At a glance.
- Johnson Controls acquired CDS Integrated Security Systems and Gem Security Services.
- Executive moves.
- News emerging from the social media sphere.
Mergers and acquisitions.
Johnson Controls has acquired Welsh systems integrator CDS Integrated Security Systems and Gem Security Services. Security Informed reports that the acquisition will "further strengthen Johnson Controls’ range of innovative and interconnected electronic security solutions designed to protect people, property, and assets around the clock."
Texas-based data security software vendor Netwrix has acquired San Francisco-based early-stage privileged access management (PAM) startup, Remediant. Netwrix said that the acquisition would "beef up its privileged access management (PAM) portfolio with tools for just-in-time access as part of a zero standing privilege (ZSP) security model."
Hexagon AB, a global digital reality provider, has acquired physical security and enterprise incident management software solution provider Qognify. “Joining Hexagon gives Qognify the ability to expand its footprint in the area of true enterprise-class physical security solutions – especially in key verticals such as public safety, infrastructure and transportation,” said Steve Shine, President and CEO, Qognify.
Airbus SE is in talks to acquire a minority stake in French IT firm Atos SE's cybersecurity division. Shares of the French company rose following the initial report of the talks. The firm declined comment, but revealed in December that talks were initiated, specifically "exploratory discussions with potential future minority shareholders in the scope of activities grouped under the name of Evidian.”
Executive moves.
Rubrik has named John W. Thompson as the lead independent board director for the company.
R Street Institute has named Brandon Pugh as the policy director for the company's Cybersecurity and Emerging Threats team.
Rapid7 has brought on former Twitter security chief and whistleblower Peiter Zatko as an executive in residence, reporting directly to CEO Corey Thomas.
News emerging from the social media sphere.
Rapidly-growing social media outlet Mastodon's decentralized nature and reliance on volunteer server administrators may be what keeps it from being the next Twitter, Wired reported at the end of the year. Legalities surrounding the administration of the site, and servers, can make it difficult and time-consuming to host instances online. On top of that, administrators may also bear the brunt of harassment from users that disagree with their decisions. “It’s a natural tendency for people to go elsewhere online to try to find a replica of Twitter,” said Muira McCammon, a doctoral candidate at the University of Pennsylvania who has researched social platform death. “But Mastodon is not Twitter.
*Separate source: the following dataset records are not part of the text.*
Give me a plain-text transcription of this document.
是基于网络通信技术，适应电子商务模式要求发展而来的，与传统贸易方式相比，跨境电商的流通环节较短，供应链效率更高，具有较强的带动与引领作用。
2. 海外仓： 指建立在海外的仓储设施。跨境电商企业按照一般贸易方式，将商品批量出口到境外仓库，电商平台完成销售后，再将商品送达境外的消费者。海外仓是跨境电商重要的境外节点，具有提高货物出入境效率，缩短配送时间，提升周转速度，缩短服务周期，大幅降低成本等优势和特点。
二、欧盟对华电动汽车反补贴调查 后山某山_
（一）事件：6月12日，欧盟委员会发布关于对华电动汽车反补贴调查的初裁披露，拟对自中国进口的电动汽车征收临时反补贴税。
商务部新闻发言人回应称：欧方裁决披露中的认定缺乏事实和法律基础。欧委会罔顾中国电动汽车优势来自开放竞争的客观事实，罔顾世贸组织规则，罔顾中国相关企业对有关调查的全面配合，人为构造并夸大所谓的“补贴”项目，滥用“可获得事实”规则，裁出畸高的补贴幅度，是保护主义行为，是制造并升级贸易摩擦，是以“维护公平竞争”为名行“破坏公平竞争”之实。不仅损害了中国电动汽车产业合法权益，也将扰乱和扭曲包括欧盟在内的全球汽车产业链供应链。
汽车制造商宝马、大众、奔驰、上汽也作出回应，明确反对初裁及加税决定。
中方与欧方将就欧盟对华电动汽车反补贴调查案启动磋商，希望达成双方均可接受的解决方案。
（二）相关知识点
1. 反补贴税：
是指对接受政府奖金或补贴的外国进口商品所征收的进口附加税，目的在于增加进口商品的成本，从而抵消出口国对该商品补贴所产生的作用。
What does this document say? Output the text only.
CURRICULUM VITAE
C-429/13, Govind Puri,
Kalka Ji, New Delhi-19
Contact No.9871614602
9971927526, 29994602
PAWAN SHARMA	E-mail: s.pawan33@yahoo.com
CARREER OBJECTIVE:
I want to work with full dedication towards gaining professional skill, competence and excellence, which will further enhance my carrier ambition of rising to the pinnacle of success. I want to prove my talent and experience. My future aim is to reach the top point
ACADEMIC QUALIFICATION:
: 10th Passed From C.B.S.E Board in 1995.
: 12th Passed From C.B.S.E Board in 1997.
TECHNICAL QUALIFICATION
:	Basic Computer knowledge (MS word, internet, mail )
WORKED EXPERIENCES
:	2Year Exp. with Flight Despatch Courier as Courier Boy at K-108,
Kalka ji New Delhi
It is not built like Twitter. And it is not aiming to churn a profit. So there is undoubtedly going to be friction that arises in that moment of migration.”
Twitter, per the usual as of late, has seen more activity in the past couple of weeks. The Information discussed the prospect of Steve Davis, the Boring Company CEO, as a new "hardcore leader" to take over Twitter. The Washington Post took a look at Elon Musk's reputation after all that has happened with Twitter, mentioning an audio call with software engineers that questioned his intent when he said that the company's code "needed a complete rewrite," and he couldn't explain what exactly he meant. His brute force management style is in question by Twitter employees who doubt his capability of turning the company around. However, Business Insider reported that there are tech founders backing Mr Musk's management style, saying that they believe that his leadership shows that the time of tech prospects being given an abundance of benefits is over. The New York Times also reported yesterday that the blue bird themed outlet is relaxing a longstanding ban it had on political ads.